Changing the inactive days threshold
With the chage utility is possible to change how many days after a password expiration an account should be locked. To perform this operation we want to invoke the utility with the -I option (--inactive) and provide the number of days as argument (passing -1 disables the feature). To set the threshold to 15 inactive days we would run:
$ sudo chage -I 15 egdoc
Considering that in the previous example we set the password expiration date to 2021-06-06, by running the command above the account will be locked on 2021-06-21.
Changing the account expiration date
An account expiration date is usually set at creation time, but with the chage utility is possible to modify it. All we have to do is to run the program with the -E option (short for --expiredate), and provide the date in which the account should expire in the YYYY-MM-DD format. In the following example we set the account of the “egdoc” user to expire the 15th of August of the year 2021:
$ sudo chage -E 2021-08-15 egdoc
Changing the minimum number of days between password changes
As we saw before, we can set a minimum number of days that should pass between password changes. In the output of the chage -l command we can notice the value of this parameter is currently set to 0, so the user may change the
password as many times he wants. To change this parameter we must invoke chage with the -m option (--mindays) and provide the number of days as argument. To set this value to 3 days, we would run:
$ sudo chage -m 3 egdoc
If the user tries to change its password sooner than expected, it will receive the following error on the console:
You must wait longer to change your password.
The root user, however, will still be able to change the password without any restrictions.
Setting how many the days before the password expires the user should receive a warning
With the chage utility we can set how many days before the password expiration date, the user should receive a warning.

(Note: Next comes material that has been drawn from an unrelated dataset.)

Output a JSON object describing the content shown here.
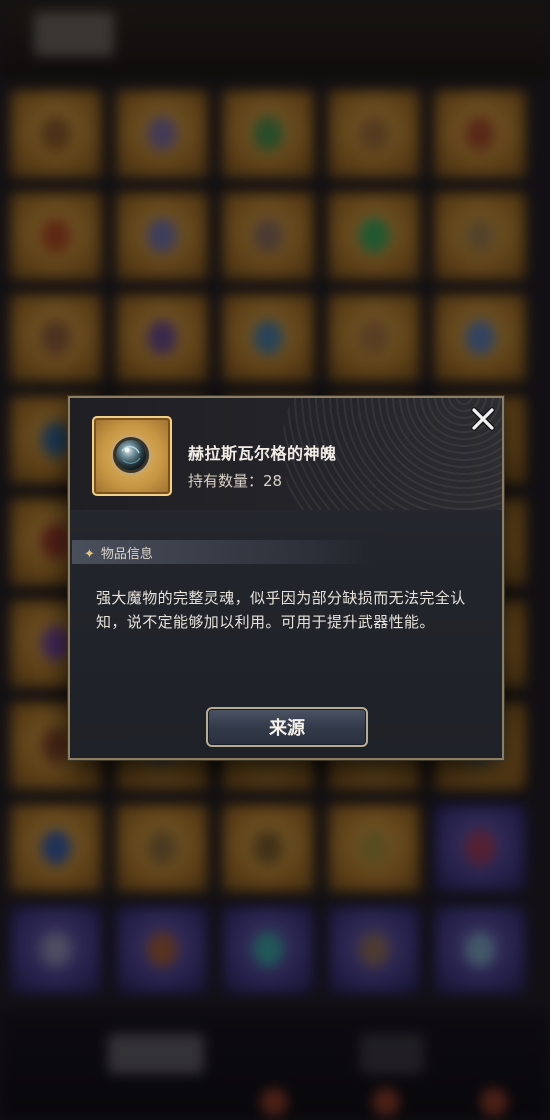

To change the value for this parameter we must run the utility with the -W option (--warndays) and provide the number of days as argument to the option. To set this value to 14 days, we would run:
$ sudo change -W 14 egdoc
Conclusions
In this article we learned how to use the “chage” utility on Linux to get information about accounts expiration dates and modify the associated parameters. We saw how to set an account expiration date, how to set the minimum number of days which should pass between password changes, how to set a password expiration date, the inactive days threshold, and how many days before the password expiration a user should receive a warning. Managing account expiration dates is a really important task: for a more in depth knowledge of the chage utility, please consult its own manual.